Desperate to get her husband back, Silke hires Megumi, a young Japanese woman who knows the hikikomori phenomenon all too well, as it consumed her brother's life back in Japan. Reluctantly, Megumi agrees to work as a "rental sister" for Thomas and Silke, to try and encourage Thomas to come back into the real world again. Megumi's life is fairly unsatisfying, filled with nights spent drinking in bars with her friends, sleeping with random men to try and help her feel something. As she tries to get Thomas to acknowledge her, to speak to her, she finds herself drawn to him in inexplicable ways as he helps fill the emotional void her brother left behind.

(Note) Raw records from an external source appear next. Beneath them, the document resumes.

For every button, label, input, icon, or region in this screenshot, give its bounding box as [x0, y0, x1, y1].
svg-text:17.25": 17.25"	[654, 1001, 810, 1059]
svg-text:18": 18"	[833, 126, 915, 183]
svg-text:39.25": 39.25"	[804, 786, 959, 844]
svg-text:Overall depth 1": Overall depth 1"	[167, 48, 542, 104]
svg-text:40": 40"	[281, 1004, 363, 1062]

Megumi and Thomas' relationship progresses, and threatens to shut Silke out entirely. But Thomas doesn't know exactly what he wants. Can a person who has allowed himself to be so isolated from people, from feelings for so long actually be equipped to feel again, to communicate? This is a fascinating book about how immobilizing grief and loneliness are, yet how comforting isolation can be. It's a story about trying to move on when you don't want to let go of your hurt and guilt, and how sometimes it takes a person who knows completely how you feel to help you take tentative steps toward moving on.
"No matter how big we try to make our world, in the end it's just ourselves. We follow ourselves around everywhere."

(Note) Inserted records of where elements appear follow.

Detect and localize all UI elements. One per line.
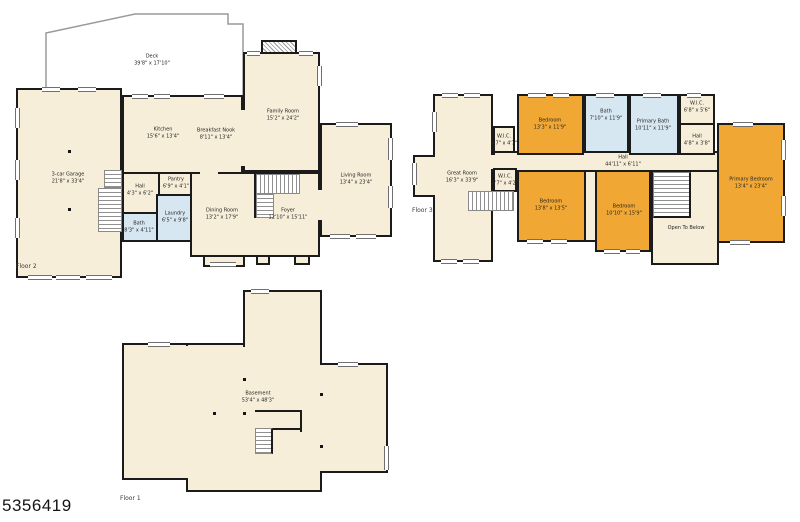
window-marker [781, 140, 786, 160]
garage-door-marker [86, 275, 112, 280]
basement-wing [322, 363, 388, 473]
window-marker [330, 234, 350, 239]
window-marker [626, 249, 640, 254]
opening [200, 170, 218, 176]
window-marker [15, 218, 20, 238]
floor-label-1: Floor 1 [120, 495, 141, 502]
opening [431, 157, 435, 195]
stair-wall [273, 428, 302, 430]
room-label-great: Great Room 16'3" x 33'9" [446, 171, 479, 184]
room-label-hall-small: Hall 4'8" x 3'8" [684, 134, 710, 147]
window-marker [210, 262, 236, 267]
window-marker [15, 160, 20, 180]
room-label-open-below: Open To Below [668, 225, 705, 232]
stairs [256, 174, 300, 194]
room-label-bedroom-bm: Bedroom 10'10" x 15'9" [606, 204, 642, 217]
room-label-garage: 3-car Garage 21'8" x 33'4" [52, 172, 85, 185]
room-label-wic-1: W.I.C. 4'7" x 4'7" [491, 134, 517, 147]
room-label-family: Family Room 15'2" x 24'2" [267, 109, 300, 122]
window-marker [442, 93, 458, 98]
window-marker [463, 259, 479, 264]
window-marker [317, 66, 322, 86]
column-dot [68, 208, 71, 211]
floor-label-2: Floor 2 [16, 263, 37, 270]
window-marker [247, 51, 260, 56]
opening [319, 365, 325, 471]
window-marker [388, 138, 393, 160]
room-label-wic-2: W.I.C. 4'7" x 4'2" [492, 174, 518, 187]
window-marker [388, 186, 393, 208]
opening [241, 110, 245, 166]
window-marker [596, 93, 614, 98]
window-marker [441, 259, 457, 264]
floor-label-3: Floor 3 [412, 207, 433, 214]
room-label-kitchen: Kitchen 15'6" x 13'4" [147, 127, 180, 140]
room-label-wic-3: W.I.C. 6'8" x 5'6" [684, 101, 710, 114]
window-marker [551, 239, 567, 244]
room-label-hall-corridor: Hall 44'11" x 6'11" [605, 155, 641, 168]
window-marker [412, 163, 417, 185]
room-label-breakfast-nook: Breakfast Nook 8'11" x 13'4" [197, 128, 235, 141]
opening [318, 190, 322, 220]
fireplace-chimney [261, 40, 297, 54]
column-dot [213, 412, 216, 415]
window-marker [781, 196, 786, 216]
listing-id: 5356419 [2, 496, 72, 516]
window-marker [299, 51, 313, 56]
window-marker [528, 93, 546, 98]
column-dot [320, 445, 323, 448]
opening [491, 155, 495, 169]
room-label-bedroom-bl: Bedroom 13'8" x 13'5" [535, 199, 568, 212]
window-marker [527, 239, 543, 244]
room-label-hall-f2: Hall 4'3" x 6'2" [127, 184, 153, 197]
stairs [468, 191, 514, 211]
column-dot [68, 150, 71, 153]
stairs [98, 188, 122, 232]
room-label-laundry: Laundry 6'5" x 9'8" [162, 211, 188, 224]
opening [185, 346, 190, 478]
window-marker [730, 240, 750, 245]
room-label-primary-bath: Primary Bath 10'11" x 11'9" [635, 119, 671, 132]
window-marker [733, 122, 753, 127]
room-label-basement: Basement 53'4" x 48'3" [242, 391, 275, 404]
window-marker [336, 122, 358, 127]
window-marker [338, 362, 358, 367]
floorplan-sheet: Deck 39'8" x 17'10" 3-car Garage 21'8" x… [0, 0, 800, 522]
room-label-bath-f2: Bath 8'3" x 4'11" [124, 221, 153, 234]
basement-left [122, 343, 188, 480]
room-label-bedroom-top: Bedroom 13'3" x 11'9" [534, 118, 567, 131]
room-bath-f3 [584, 94, 629, 153]
window-marker [464, 93, 480, 98]
room-label-bath-f3: Bath 7'10" x 11'9" [590, 109, 623, 122]
window-marker [78, 87, 96, 92]
room-label-deck: Deck 39'8" x 17'10" [134, 54, 170, 67]
window-marker [148, 342, 170, 347]
basement-stem [243, 290, 322, 347]
room-label-living: Living Room 13'4" x 23'4" [340, 173, 373, 186]
window-marker [384, 446, 389, 470]
column-dot [320, 393, 323, 396]
garage-door-marker [28, 275, 52, 280]
stairs [104, 170, 122, 188]
window-marker [687, 93, 701, 98]
window-marker [643, 93, 661, 98]
garage-door-marker [56, 275, 80, 280]
window-marker [204, 94, 224, 99]
window-marker [604, 249, 620, 254]
window-marker [432, 112, 437, 132]
room-label-foyer: Foyer 12'10" x 15'11" [269, 208, 308, 221]
column-dot [243, 378, 246, 381]
window-marker [356, 234, 376, 239]
stairs [255, 428, 273, 454]
window-marker [251, 289, 269, 294]
room-label-dining: Dining Room 13'2" x 17'9" [206, 208, 239, 221]
window-marker [553, 93, 569, 98]
window-marker [154, 94, 170, 99]
column-dot [243, 412, 246, 415]
stairs [653, 172, 691, 218]
room-label-primary-bedroom: Primary Bedroom 13'4" x 23'4" [729, 177, 773, 190]
window-marker [15, 108, 20, 128]
stair-wall [255, 410, 302, 412]
window-marker [42, 87, 60, 92]
room-label-pantry: Pantry 6'9" x 4'1" [163, 177, 189, 190]
window-marker [132, 94, 148, 99]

I wasn't quite sure what to expect from this book as the story unfolded. This book is as much about Megumi as it is about Thomas, and she is a much more complex and complicated character than he is, yet that complexity left me somewhat uncertain about whether she was a sympathetic character or someone to pity or dislike. But Jeff Backhaus did a very good job of gradually peeling back the layers of her personality, so you're not quite sure how you want the story to resolve itself. Much as in the book itself, I felt Silke was more in the background, so it was difficult to understand some of her actions and motivations.
This is a beautifully written meditation on grief, loneliness, and the nourishment of companionship. While the story engages you throughout, it's not always as compelling as it should be, but Backhaus keeps you wondering what will become of his characters. Unique, sometimes spare, but lyrical.